Her pockets, Anouk noticed, were no longer bulging with stolen goods. At some point in the past few minutes, Cricket must have hidden the Assyrian bowl somewhere.
Luc felt Sinjin’s forehead. He lifted both of Sinjin’s eyelids and checked the pallor of his lips with a frown. “Cricket, were your blades poisoned?”
“Of course. I’m not an idiot. I use every means I have.”
He carefully drew Cricket’s knife from Sinjin’s shoulder and sniffed the blade. He suddenly dropped the knife to the floor. His eyes went wide. “This is nightrose poison! Once it gets to the heart, nothing can stop it, not even magic.”
Cricket nodded. “That’s the point.”
“You stabbed Viggo too! When were you going to tell us so that we could cure him?”
She rolled her eyes. “That knife didn’t have poison on it. Unfortunately. Look—?he’s fine.” Viggo had turned a shade paler, but it was true, he didn’t look poisoned.

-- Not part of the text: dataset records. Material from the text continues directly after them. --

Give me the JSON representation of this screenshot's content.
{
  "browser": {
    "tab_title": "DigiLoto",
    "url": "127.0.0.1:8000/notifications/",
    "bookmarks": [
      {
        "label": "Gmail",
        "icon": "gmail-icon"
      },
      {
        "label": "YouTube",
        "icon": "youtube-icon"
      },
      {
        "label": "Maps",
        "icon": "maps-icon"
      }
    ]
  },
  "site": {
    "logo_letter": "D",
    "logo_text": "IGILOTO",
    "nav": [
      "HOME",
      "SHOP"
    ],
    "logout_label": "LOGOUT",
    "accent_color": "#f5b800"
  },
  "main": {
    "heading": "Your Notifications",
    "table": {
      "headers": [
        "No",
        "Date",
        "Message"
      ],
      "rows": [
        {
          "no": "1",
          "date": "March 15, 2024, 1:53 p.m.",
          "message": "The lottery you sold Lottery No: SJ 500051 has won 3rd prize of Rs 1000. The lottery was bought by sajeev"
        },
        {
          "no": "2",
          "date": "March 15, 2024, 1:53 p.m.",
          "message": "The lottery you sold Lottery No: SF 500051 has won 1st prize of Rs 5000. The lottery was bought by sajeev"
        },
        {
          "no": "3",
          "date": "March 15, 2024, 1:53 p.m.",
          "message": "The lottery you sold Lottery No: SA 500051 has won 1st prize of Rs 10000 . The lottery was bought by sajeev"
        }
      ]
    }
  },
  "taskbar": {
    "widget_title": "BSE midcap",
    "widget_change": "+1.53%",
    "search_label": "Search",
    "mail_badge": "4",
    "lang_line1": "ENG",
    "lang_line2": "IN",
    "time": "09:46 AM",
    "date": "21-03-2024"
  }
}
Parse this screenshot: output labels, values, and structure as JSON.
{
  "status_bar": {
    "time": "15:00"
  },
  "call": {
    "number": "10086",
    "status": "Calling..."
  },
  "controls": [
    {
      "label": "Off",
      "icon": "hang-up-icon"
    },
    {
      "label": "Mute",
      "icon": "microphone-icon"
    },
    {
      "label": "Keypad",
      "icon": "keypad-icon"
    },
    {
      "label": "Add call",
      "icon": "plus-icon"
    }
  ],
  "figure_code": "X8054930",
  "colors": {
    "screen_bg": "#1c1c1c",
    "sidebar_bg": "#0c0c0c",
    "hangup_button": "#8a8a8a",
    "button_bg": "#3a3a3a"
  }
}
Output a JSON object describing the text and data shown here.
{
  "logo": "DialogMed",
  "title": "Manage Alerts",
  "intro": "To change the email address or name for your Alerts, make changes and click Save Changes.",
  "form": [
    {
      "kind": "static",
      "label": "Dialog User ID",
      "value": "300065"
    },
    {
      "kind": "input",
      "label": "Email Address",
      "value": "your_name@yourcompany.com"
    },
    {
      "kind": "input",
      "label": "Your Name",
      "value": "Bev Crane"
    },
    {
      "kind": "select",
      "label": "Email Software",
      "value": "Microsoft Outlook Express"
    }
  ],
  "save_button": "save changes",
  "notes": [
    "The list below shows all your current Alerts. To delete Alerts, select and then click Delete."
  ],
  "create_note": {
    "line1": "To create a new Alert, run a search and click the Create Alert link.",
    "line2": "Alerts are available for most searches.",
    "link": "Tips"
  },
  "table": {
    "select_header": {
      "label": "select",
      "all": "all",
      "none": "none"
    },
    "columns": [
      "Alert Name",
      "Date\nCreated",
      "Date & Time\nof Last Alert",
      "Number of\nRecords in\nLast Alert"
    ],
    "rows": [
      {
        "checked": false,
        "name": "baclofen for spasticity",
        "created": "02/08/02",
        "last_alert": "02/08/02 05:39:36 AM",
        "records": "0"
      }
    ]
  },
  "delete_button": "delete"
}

Luc shook his head as he fetched his herbalist bag and started to make an antidote for Sinjin out of various elements preserved in dark bottles. He handled every flower with grace, every set of wings with care. In Mada Vittora’s service, he’d made love potions for Goblins, obedience potions that he soaked into clothing, tonics that sometimes smelled divine, sometimes reeked, sometimes were the electric color of heat lightning, sometimes were blacker than night. Anouk suspected that half of Mada Vittora’s power had come not from her magic but Luc’s skill.
Anouk sidled up to Cricket, the hare clutched in her arms. “What did you do with that carved bowl?”
Cricket gave a dismissive wave. “Don’t worry about it.”
“If you’re planning something against Rennar, I don’t blame you, but tell me.”
Cricket looked mildly annoyed. “I’m not completely obsessed with revenge, you know.” Then she sighed. “Look, it’s . . . it’s just a new spell I’ve been working on. A stealing spell. There are plenty of spells for masking intention or distracting security guards, but there are no spells for making an object disappear from one place and reappear elsewhere, regardless of walls or vaults or anything between it and a thief.”